Prendere il taxi in Medio Oriente è un’esperienza surreale, un’avventura tragicomica da provare almeno una volta nella vita: gli autisti scandiscono a gran voce la località d’arrivo e poi via, a tutto gas nella mischia infernale del traffico più indisciplinato dell’universo. Penserete di morire, di non giungere mai a destinazione, invece non solo sopravviverete, ma arriverete puntuali e avrete appreso molte più cose sugli usi e la vita quotidiana del posto di quante ne riporti la guida “del bravo turista”.

Ad esempio, i tassisti che vanno a Damasco urlano a ripetizione ” ‘a Sham ‘a Sham!”, perché questo è il nome arabo della capitale siriana – che a un pugliese potrebbe pure suonare familiare, qualcosa del tipo “sciamanin!” – derivante dal termine “shamal”, che significa “nord” o “sinistra”, ed è il toponimo che indica l’intera provincia.
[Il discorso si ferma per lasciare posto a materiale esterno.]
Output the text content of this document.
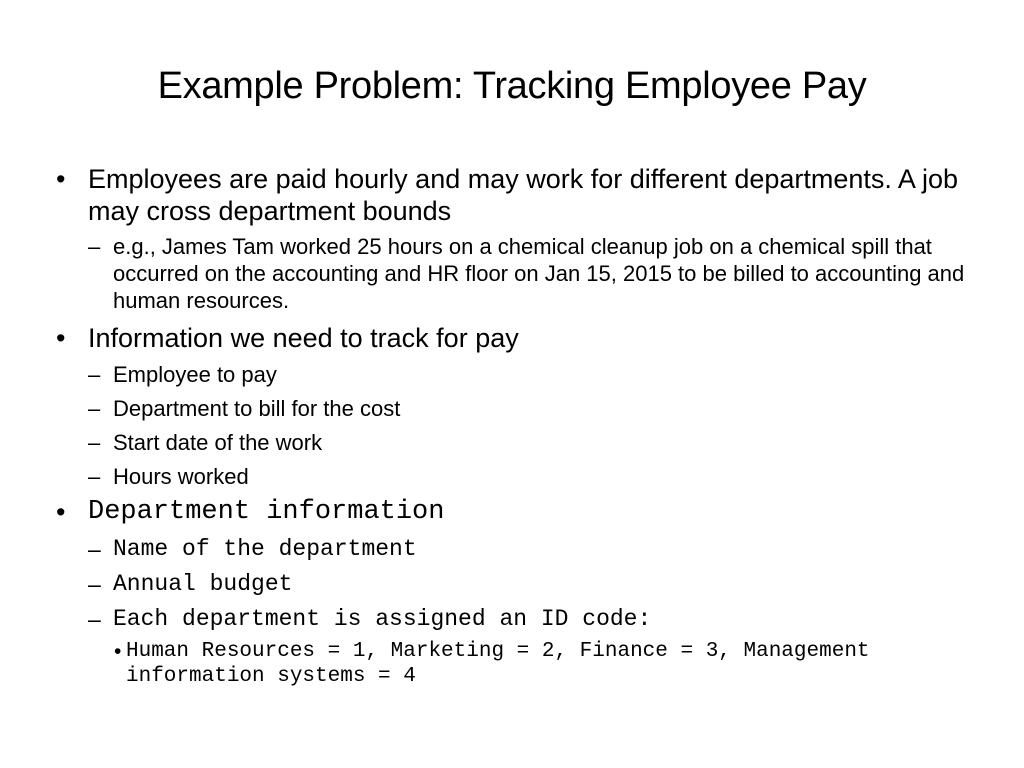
Example Problem: Tracking Employee Pay
• Employees are paid hourly and may work for different departments. A job may cross department bounds
– e.g., James Tam worked 25 hours on a chemical cleanup job on a chemical spill that occurred on the accounting and HR floor on Jan 15, 2015 to be billed to accounting and human resources.
• Information we need to track for pay
– Employee to pay
– Department to bill for the cost
– Start date of the work
– Hours worked
• Department information
– Name of the department
– Annual budget
– Each department is assigned an ID code:
• Human Resources = 1, Marketing = 2, Finance = 3, Management information systems = 4
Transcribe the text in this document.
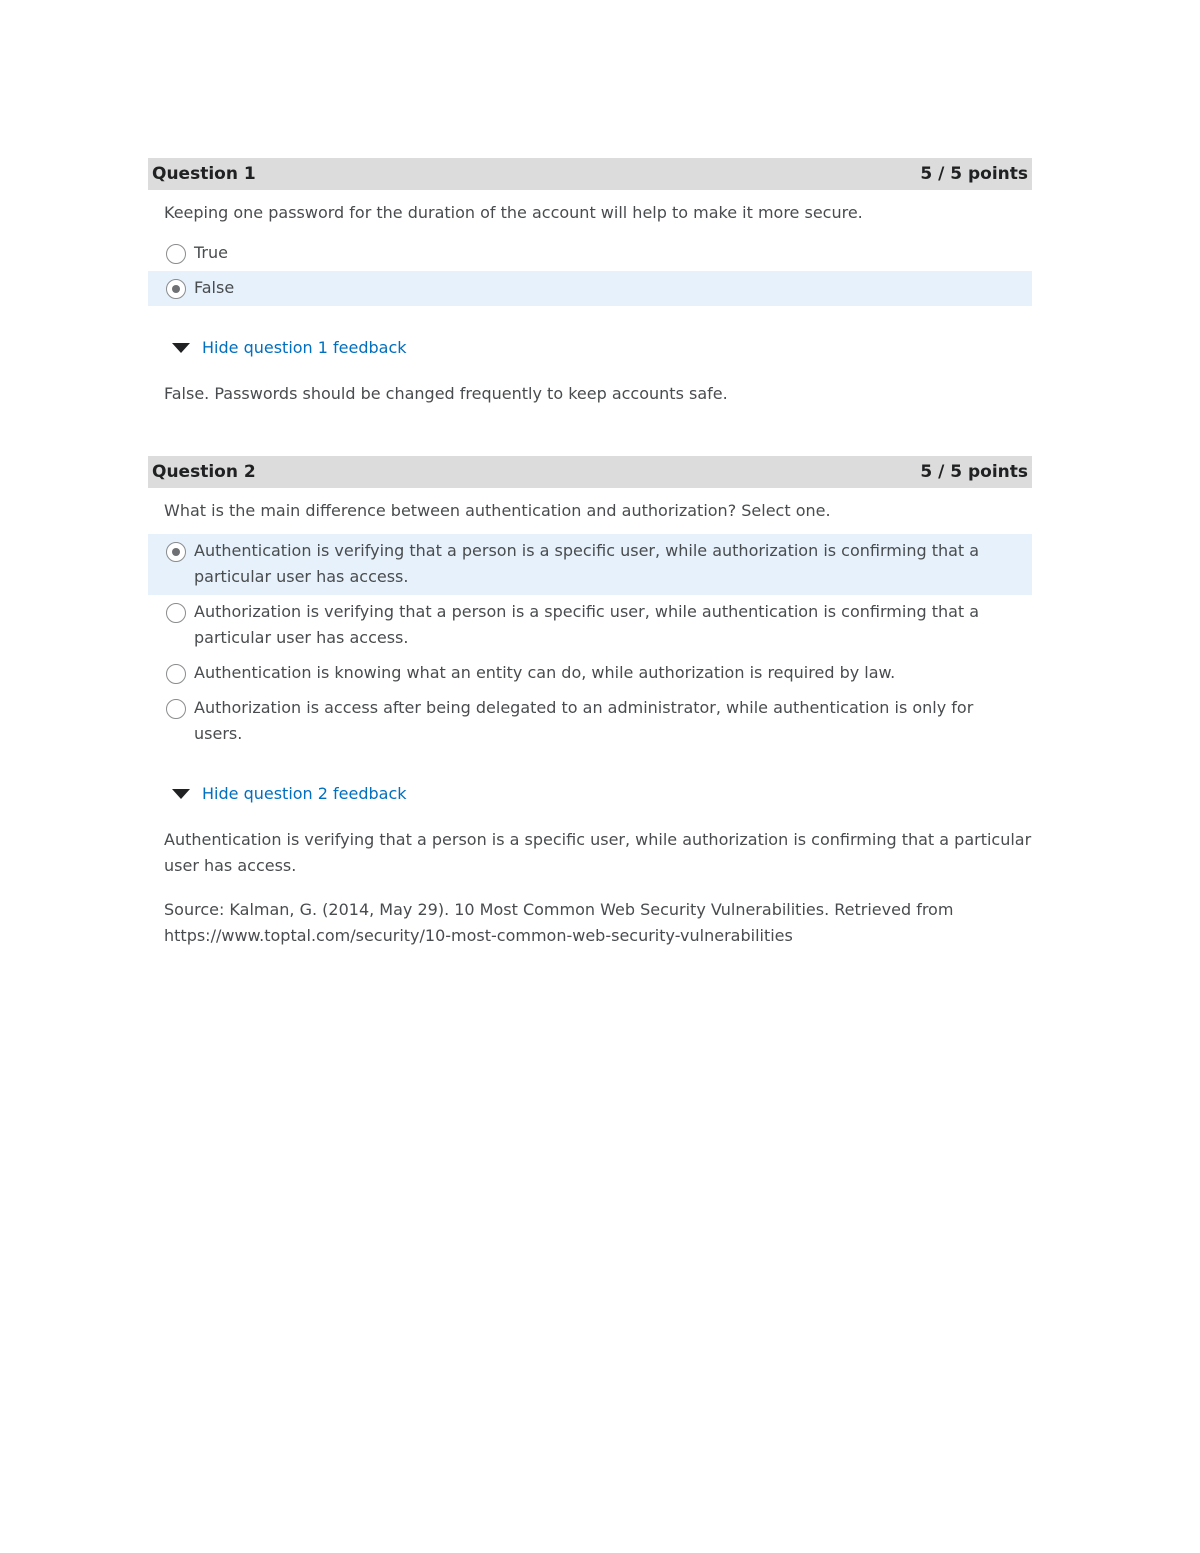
Question 1	5 / 5 points
Keeping one password for the duration of the account will help to make it more secure.
True
False
Hide question 1 feedback

False. Passwords should be changed frequently to keep accounts safe.

Question 2	5 / 5 points
What is the main difference between authentication and authorization? Select one.
Authentication is verifying that a person is a specific user, while authorization is confirming that a particular user has access.
Authorization is verifying that a person is a specific user, while authentication is confirming that a particular user has access.
Authentication is knowing what an entity can do, while authorization is required by law.
Authorization is access after being delegated to an administrator, while authentication is only for users.
Hide question 2 feedback

Authentication is verifying that a person is a specific user, while authorization is confirming that a particular user has access.

Source: Kalman, G. (2014, May 29). 10 Most Common Web Security Vulnerabilities. Retrieved from https://www.toptal.com/security/10-most-common-web-security-vulnerabilities
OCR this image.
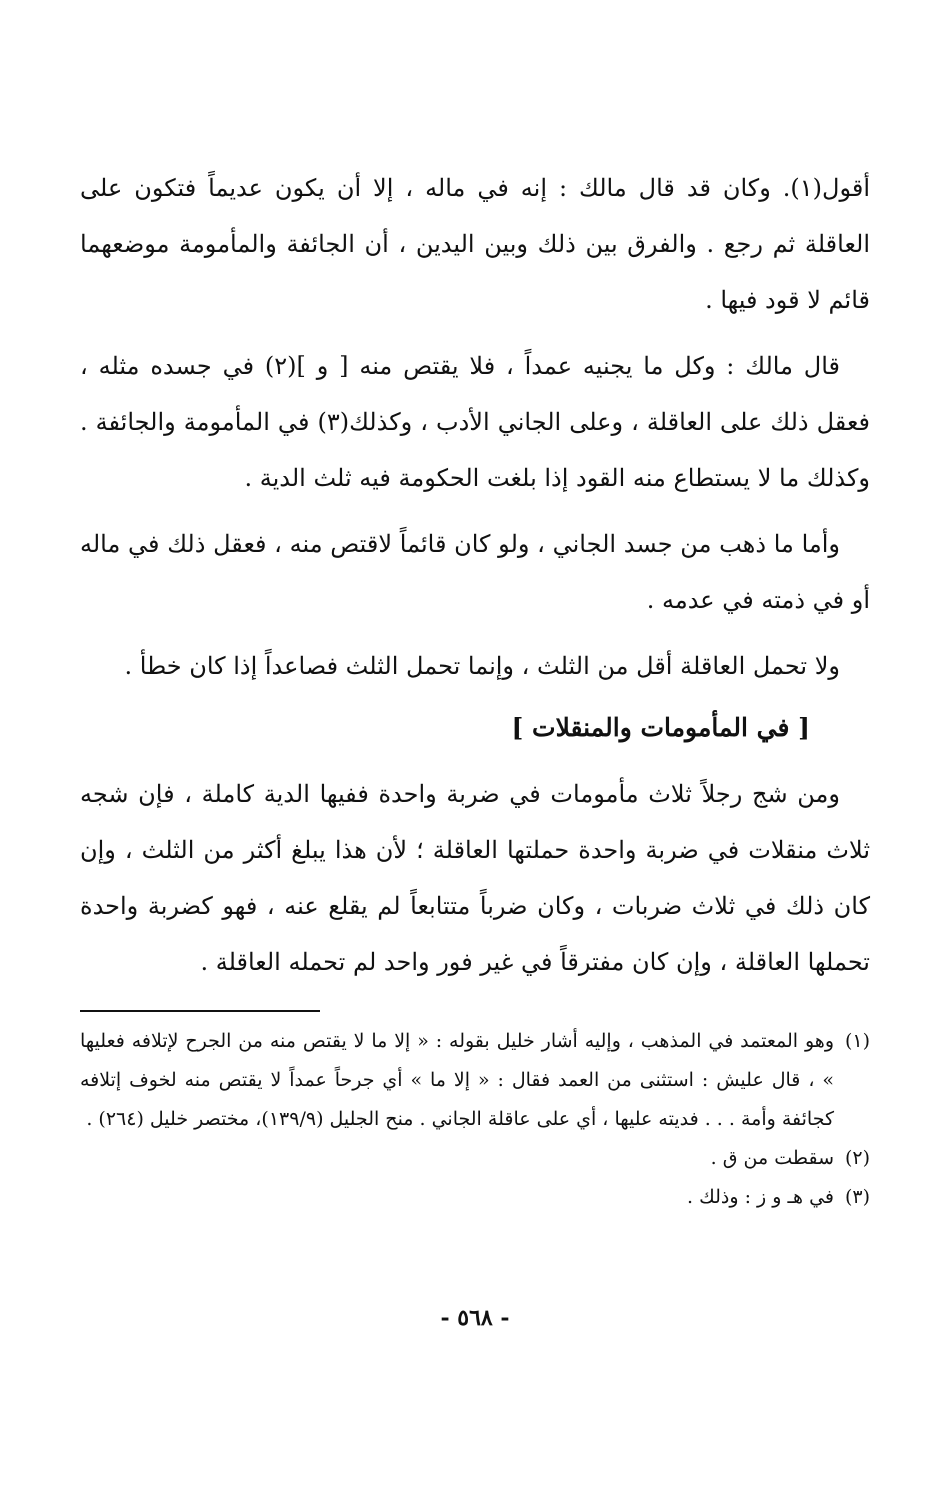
أقول(١). وكان قد قال مالك : إنه في ماله ، إلا أن يكون عديماً فتكون على العاقلة ثم رجع . والفرق بين ذلك وبين اليدين ، أن الجائفة والمأمومة موضعهما قائم لا قود فيها .

قال مالك : وكل ما يجنيه عمداً ، فلا يقتص منه [ و ](٢) في جسده مثله ، فعقل ذلك على العاقلة ، وعلى الجاني الأدب ، وكذلك(٣) في المأمومة والجائفة . وكذلك ما لا يستطاع منه القود إذا بلغت الحكومة فيه ثلث الدية .

وأما ما ذهب من جسد الجاني ، ولو كان قائماً لاقتص منه ، فعقل ذلك في ماله أو في ذمته في عدمه .

ولا تحمل العاقلة أقل من الثلث ، وإنما تحمل الثلث فصاعداً إذا كان خطأ .

[ في المأمومات والمنقلات ]

ومن شج رجلاً ثلاث مأمومات في ضربة واحدة ففيها الدية كاملة ، فإن شجه ثلاث منقلات في ضربة واحدة حملتها العاقلة ؛ لأن هذا يبلغ أكثر من الثلث ، وإن كان ذلك في ثلاث ضربات ، وكان ضرباً متتابعاً لم يقلع عنه ، فهو كضربة واحدة تحملها العاقلة ، وإن كان مفترقاً في غير فور واحد لم تحمله العاقلة .

(١)وهو المعتمد في المذهب ، وإليه أشار خليل بقوله : « إلا ما لا يقتص منه من الجرح لإتلافه فعليها » ، قال عليش : استثنى من العمد فقال : « إلا ما » أي جرحاً عمداً لا يقتص منه لخوف إتلافه كجائفة وأمة . . . فديته عليها ، أي على عاقلة الجاني . منح الجليل (١٣٩/٩)، مختصر خليل (٢٦٤) .

(٢)سقطت من ق .

(٣)في هـ و ز : وذلك .

- ٥٦٨ -
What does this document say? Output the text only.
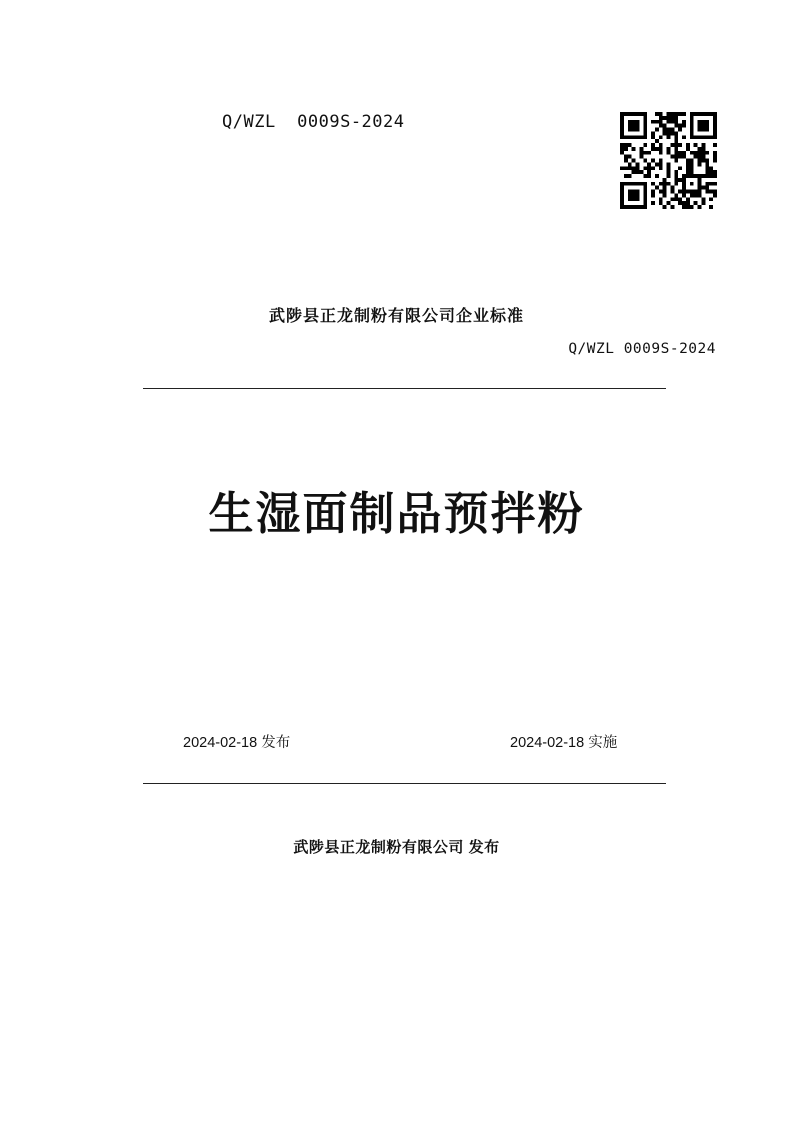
Q/WZL  0009S-2024
武陟县正龙制粉有限公司企业标准
Q/WZL 0009S-2024
生湿面制品预拌粉
2024-02-18 发布	2024-02-18 实施
武陟县正龙制粉有限公司 发布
Potete quindi immaginare la girandola di emozioni che mi ha suscitato leggere questa espressione colloquiale, evocativa di “normalità”, come titolo della bella pubblicazione di Giuseppe Alizzi sulla Siria. Non l’ennesimo saggio su Dāʿish, il terrorismo e le torture del regime – senza nulla togliere al valore di cronaca e approfondimento che alcuni (molto ben selezionati) contributi apportano alla “causa siriana” – ma una sorta di particolarissimo reportage, una photostory con riflessioni a margine di una 24h tra Damasco e Aleppo nel 2010, che prende per mano un passante (il lettore) e lo accompagna in una passeggiata talmente naturale da sembrare, oggi, un controsenso.

“Bandisco la cancellatura delle possibilità espressive e mi affido solo all’ingrandimento per mostrare quello che non c’è o potrebbe non esserci più in tutta la sua normalità: un braccio è un braccio, una scarpa una scarpa, una bottega una bottega, un cielo un cielo. Anche in Siria”.

Sì, è esattamente questo che compie Alizzi nella cronaca degli scatti ingranditi fino a sgranarli e farli sembrare “sbagliati” perché liberi dalla sovrastruttura estetica, apparentemente distratti, così come i testi che sembrano note e invece sono echi di  vita lontana. Non a caso il sottotitolo è “Persone cose e luoghi siriani”, come a dire: la vita giornaliera di ciascun uomo sulla Terra.

Personalmente non posso che ringraziare l’Autore per avermi riportata indietro di sei anni, tra i vicoli di Bab Tuma…vicino alla casa con l’albero di mandarino…

“Cammino a fianco della chiesa cristiana di Santa Maria e poi seguo la strada fino al parcheggio spontaneo che occupa un piccolo slargo; quindi prendo il vicolo sulla destra che curva lievemente e, appena sento l’odore del burro dei cornetti, giro ancora a destra. La chiave della porta è sempre sotto un vaso. Entro e trovo il cortile di casa”.